Thema:
Re:Ich habe mit zwei der Game Directors über die Gewalt. flat
Autor: token
Datum:18.06.18 11:34
Antwort auf:Re:Ich habe mit zwei der Game Directors über die Gewalt. von suicuique

>Ich kopiere mal meinen Beitrag von weiter unten auf den niemand geantwortet hat:
>
>Bei Filmen will ich gar nicht widersprechen (siehe zb Gewalt in Filmen von Scorsese).
> Ich bin nur SEHR unsicher ob das in einem interaktiven Medium auch so wirkt wie man es annimmt. Nach meinen eigenen Erfahrungen im persönlichen Umfeld sieht es eher so aus, dass Leute bei denen es den gewünschten Effekt auslösen würde das Spiel links liegen lassen und diejenigen die es kaufen jede Tötung genüsslich auskosten.


Hier erkenne ich mehrere Probleme. Zum einen ein nicht belastbares Bauchgefühl als Gradmesser. Zum anderen die Problematik einer Rezeption die konträr zur Intuition des Werkes liegt, beim Medium Film klein zu reden und beim Medium Spiel aufzubauschen.
Zum Film, Werke wie Full Metal Jacket ist ein Gassenhauer bei einem Publikum dass das nicht zermürbend sondern geil findet, bei einem Starship Troopers ging selbst die Bundesprüfstelle den Weg dem deutschen Publikum hier nicht zuzutrauen den Unterschied zwischen Satire und Nazi-Propanganda zu erkennen, man darf gar annehmen dass dieser Unterschied nicht mal von den Prüfern erkannt wurde.
Und wenn wir zum Film gehen, der unreflektierte Torture Porn war in diesem Medium zeitweilig ein Massenmarkt-Geschäft.

Davon ab sehe ich den Umstand dass es ein Publikum gibt das ob solcher Inhalte eine unreflektierte und verherrlichende Rezeption mitbringt nicht als Problem des Werkes mit der sich die Macher auseinander setzen müssen, sondern als etwas das grundsätzlich immer gegeben ist.

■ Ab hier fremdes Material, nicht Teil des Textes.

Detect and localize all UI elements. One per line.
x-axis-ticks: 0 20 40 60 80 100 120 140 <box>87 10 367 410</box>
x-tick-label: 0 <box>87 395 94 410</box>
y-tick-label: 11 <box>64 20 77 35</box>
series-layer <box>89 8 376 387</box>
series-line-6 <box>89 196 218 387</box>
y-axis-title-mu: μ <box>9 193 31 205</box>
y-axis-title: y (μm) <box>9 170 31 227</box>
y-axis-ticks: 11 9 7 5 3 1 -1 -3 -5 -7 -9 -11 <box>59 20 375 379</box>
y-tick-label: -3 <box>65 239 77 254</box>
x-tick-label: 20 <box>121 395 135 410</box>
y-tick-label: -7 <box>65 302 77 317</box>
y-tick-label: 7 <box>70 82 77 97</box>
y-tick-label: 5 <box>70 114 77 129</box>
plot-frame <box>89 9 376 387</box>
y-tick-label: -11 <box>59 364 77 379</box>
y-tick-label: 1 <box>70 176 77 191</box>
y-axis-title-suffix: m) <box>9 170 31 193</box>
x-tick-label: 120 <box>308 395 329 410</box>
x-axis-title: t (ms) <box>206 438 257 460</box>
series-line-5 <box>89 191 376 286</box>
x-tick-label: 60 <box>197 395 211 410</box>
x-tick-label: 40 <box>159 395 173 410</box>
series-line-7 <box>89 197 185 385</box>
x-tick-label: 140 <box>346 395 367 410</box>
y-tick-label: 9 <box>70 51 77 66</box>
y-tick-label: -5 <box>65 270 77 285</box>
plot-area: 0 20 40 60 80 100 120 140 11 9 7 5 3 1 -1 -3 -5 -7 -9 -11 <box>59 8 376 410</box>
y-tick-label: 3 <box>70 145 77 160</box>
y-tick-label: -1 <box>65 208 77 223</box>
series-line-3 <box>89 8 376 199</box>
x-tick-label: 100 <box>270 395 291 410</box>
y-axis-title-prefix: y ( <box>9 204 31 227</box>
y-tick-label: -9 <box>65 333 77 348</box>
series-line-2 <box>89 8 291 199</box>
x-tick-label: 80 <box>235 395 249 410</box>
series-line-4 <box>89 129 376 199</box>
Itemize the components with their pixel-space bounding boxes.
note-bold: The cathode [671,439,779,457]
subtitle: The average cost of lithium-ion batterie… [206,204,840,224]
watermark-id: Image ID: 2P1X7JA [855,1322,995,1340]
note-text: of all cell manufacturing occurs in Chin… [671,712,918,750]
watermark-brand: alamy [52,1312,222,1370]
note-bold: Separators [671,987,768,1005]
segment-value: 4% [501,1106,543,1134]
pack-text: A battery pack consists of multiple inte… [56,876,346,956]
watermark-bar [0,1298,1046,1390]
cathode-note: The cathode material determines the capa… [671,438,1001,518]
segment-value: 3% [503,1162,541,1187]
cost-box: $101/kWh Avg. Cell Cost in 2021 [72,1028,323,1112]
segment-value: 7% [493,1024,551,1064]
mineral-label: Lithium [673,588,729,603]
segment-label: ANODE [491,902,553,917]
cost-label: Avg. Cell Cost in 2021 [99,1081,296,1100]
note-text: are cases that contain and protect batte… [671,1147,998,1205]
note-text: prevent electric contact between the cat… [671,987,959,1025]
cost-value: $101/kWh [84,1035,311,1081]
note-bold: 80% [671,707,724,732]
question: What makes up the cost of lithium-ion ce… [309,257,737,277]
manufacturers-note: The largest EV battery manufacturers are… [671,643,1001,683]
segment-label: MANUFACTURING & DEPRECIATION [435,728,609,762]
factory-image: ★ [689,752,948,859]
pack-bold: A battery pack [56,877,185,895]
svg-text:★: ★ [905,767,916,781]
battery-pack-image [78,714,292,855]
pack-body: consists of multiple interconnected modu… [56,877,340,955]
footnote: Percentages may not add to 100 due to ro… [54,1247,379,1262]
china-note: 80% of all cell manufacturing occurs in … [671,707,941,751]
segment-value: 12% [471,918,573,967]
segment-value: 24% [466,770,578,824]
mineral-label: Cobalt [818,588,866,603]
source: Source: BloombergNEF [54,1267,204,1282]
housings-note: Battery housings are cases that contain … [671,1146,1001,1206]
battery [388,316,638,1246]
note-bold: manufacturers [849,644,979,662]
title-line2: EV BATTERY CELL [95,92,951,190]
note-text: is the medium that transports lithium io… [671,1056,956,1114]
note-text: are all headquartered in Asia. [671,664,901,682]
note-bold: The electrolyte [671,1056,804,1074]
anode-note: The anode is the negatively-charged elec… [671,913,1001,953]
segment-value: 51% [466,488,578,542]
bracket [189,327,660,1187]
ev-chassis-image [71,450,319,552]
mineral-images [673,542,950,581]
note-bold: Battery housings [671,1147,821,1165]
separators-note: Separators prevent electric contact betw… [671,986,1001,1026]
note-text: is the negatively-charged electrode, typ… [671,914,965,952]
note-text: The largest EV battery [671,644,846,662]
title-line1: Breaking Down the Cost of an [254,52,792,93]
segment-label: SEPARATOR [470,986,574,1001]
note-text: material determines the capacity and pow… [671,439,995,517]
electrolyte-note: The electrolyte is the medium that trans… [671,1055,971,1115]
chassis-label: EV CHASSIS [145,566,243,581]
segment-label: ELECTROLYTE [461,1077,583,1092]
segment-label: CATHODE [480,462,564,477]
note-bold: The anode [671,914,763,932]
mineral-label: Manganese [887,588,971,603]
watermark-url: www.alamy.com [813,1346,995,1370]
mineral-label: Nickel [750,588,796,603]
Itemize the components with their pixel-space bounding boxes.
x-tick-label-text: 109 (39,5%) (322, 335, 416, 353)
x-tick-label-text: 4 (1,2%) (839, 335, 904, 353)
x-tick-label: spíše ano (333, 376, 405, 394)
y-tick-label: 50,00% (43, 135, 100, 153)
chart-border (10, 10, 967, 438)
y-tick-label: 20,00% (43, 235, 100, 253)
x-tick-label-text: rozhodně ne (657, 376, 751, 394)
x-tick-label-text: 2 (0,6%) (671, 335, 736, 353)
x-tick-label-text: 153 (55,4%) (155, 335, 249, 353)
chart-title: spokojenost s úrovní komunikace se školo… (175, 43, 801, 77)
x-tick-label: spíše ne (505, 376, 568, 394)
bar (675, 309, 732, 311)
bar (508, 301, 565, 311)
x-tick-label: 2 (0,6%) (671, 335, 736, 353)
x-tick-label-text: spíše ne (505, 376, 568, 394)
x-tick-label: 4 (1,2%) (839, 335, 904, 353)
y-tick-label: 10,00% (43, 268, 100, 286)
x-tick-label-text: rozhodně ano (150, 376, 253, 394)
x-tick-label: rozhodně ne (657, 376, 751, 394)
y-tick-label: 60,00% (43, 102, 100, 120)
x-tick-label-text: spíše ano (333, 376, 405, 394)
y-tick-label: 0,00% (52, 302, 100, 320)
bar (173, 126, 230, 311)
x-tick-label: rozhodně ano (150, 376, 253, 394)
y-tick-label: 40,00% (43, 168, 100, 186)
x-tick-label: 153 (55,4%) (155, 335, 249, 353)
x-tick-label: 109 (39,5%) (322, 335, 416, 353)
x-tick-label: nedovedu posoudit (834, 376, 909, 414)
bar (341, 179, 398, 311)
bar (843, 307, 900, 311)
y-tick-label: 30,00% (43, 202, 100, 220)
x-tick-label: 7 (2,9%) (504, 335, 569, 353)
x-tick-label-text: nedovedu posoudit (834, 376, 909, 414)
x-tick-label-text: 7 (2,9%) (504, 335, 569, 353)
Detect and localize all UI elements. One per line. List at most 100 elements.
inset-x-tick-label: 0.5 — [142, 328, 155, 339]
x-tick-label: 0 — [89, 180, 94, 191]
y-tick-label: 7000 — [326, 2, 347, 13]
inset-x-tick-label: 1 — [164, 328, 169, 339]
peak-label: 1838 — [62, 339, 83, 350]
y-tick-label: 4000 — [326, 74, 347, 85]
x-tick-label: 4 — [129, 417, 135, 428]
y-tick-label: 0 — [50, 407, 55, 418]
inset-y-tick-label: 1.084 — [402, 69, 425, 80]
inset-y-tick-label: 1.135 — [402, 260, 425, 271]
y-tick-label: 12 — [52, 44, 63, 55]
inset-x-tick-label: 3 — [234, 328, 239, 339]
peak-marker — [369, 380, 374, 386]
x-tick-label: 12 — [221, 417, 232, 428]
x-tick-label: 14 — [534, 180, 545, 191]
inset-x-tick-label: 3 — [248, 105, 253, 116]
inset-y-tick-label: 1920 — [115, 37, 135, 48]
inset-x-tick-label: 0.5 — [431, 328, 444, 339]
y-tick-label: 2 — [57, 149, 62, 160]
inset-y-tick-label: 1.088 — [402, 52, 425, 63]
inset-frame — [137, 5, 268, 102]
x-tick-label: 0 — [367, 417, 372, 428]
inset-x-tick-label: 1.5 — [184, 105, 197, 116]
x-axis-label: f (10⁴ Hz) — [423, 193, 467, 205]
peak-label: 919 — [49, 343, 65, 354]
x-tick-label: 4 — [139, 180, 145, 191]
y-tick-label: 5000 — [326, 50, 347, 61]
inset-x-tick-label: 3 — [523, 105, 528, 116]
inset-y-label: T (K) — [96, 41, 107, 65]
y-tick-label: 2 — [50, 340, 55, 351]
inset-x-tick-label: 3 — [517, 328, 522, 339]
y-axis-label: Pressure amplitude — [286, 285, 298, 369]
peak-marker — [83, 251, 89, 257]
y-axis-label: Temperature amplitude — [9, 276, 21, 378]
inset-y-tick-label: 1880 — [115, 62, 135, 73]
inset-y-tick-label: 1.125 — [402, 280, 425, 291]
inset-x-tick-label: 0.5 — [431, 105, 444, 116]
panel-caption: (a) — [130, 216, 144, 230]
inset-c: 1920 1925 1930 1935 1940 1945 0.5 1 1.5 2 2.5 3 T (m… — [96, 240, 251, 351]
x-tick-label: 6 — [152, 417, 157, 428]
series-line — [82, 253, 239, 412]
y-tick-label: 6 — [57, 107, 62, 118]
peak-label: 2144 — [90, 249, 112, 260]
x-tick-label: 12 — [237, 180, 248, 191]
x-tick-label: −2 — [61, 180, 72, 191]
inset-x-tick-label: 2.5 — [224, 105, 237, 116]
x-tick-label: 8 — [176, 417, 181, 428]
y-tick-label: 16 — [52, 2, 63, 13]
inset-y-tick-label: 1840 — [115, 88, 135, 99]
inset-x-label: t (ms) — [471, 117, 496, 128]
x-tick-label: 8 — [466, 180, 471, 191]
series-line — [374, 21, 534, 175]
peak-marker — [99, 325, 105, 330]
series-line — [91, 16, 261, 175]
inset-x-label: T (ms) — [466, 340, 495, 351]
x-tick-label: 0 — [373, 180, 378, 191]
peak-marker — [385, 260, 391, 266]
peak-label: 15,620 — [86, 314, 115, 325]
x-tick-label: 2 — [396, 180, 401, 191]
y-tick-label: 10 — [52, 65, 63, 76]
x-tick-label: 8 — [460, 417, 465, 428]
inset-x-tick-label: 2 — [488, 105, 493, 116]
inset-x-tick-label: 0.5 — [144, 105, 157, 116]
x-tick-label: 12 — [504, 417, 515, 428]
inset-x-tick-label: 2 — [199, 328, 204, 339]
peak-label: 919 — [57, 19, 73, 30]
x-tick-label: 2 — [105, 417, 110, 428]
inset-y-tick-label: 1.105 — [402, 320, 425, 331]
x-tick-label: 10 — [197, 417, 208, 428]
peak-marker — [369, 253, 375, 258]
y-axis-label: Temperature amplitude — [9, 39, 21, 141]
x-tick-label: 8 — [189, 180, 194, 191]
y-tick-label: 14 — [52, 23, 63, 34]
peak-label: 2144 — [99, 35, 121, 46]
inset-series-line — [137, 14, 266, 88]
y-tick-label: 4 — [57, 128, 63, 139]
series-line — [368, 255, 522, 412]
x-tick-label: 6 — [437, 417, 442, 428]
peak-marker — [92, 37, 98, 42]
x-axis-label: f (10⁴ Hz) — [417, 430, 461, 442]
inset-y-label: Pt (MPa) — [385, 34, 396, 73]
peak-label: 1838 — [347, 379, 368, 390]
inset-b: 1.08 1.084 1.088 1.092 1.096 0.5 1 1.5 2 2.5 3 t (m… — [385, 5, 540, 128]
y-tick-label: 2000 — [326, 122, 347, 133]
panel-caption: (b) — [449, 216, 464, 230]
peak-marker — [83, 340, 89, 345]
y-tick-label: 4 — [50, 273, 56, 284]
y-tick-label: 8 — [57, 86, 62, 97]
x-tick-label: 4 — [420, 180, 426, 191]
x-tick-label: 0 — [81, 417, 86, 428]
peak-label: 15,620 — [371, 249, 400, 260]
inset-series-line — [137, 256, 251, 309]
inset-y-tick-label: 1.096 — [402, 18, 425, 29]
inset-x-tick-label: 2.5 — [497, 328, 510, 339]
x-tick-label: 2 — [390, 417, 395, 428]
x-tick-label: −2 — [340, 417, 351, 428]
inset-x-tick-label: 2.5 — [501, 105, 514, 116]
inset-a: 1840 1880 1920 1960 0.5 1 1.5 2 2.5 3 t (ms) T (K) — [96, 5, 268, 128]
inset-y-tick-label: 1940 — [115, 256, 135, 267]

Es gibt immer dieses Publikum das solche Inhalte nicht reflektiert sondern feiert, als Entertainment begreift wo Gewalt keinen Kontext hat sondern spaßiger Selbstzweck ist.
Der Treppenwitz ist hierbei, dass auch derjenige der die nun "unangenehme" Gewalt reflektiert, im Kontext von Spielen welche die Massenabschlachtung als Entertainment fahren selbst Teil dieses Publikums ist, das Gore und Geschmacklosigkeiten als gute Unterhaltung feiert.
Und der Grad der dort vollzogenen Explizität ist relativ, wir wissen wo wir herkommen, wir wissen welcher Pixelmatsch früher indiziert wurde, wir wissen wie merkwürdig es war als Gegner plötzlich Einschusslöcher bekamen usw.

Diese technische Entwicklung steht nicht still, dass ein TLoU solche Kaliber rausholen muss um Explizität als verstörendes Vehikel inszenieren zu können, liegt hier vor allem auch daran dass die Explizität etablierter Fungewalt schon auf einem derart hohen Level ist.

Und das ist das meines Erachtens groteske, diesen Umstand weiterhin nicht zu reflektieren, aber dem Spiel dass der Gewalt Intimität und ein Gesicht gibt, und so eben für einen großen Teil des Publikums diese Reflektion ins Gesicht drückt, als problematische Geschmacklosigkeit begriffen wird.

IMO ist es genau umgekehrt, und der eigentliche Vorwurf resultiert daraus dass man in seiner eigenen Heuchelei entlarvt wird, und das nicht möchte. Weil Spiele Spaß machen sollen. Lass mich in Ruh mit dem was ich da tu. Ein ähnlicher Block sind meines Erachtens nach die Jagd-Mechanismen in vielen Spielen welche dann die Rehkitz-Diskussion Triggern, och nö, animal kill, die Schweine, 900 brachialst perforierte Menschengegner im gleichen Spiel sind hingegen usual business. Und im Anschluss das Salami-Brötchen.


Wie gesagt, mich würde hier mal wirklich interessieren wie der Kritiker das "Problem" definiert, und zwar ohne Bauch und Gefühle und ohne Ausblendung dessen was für ihn okay ist, und was das eigentlich ist, was er als okay begreift.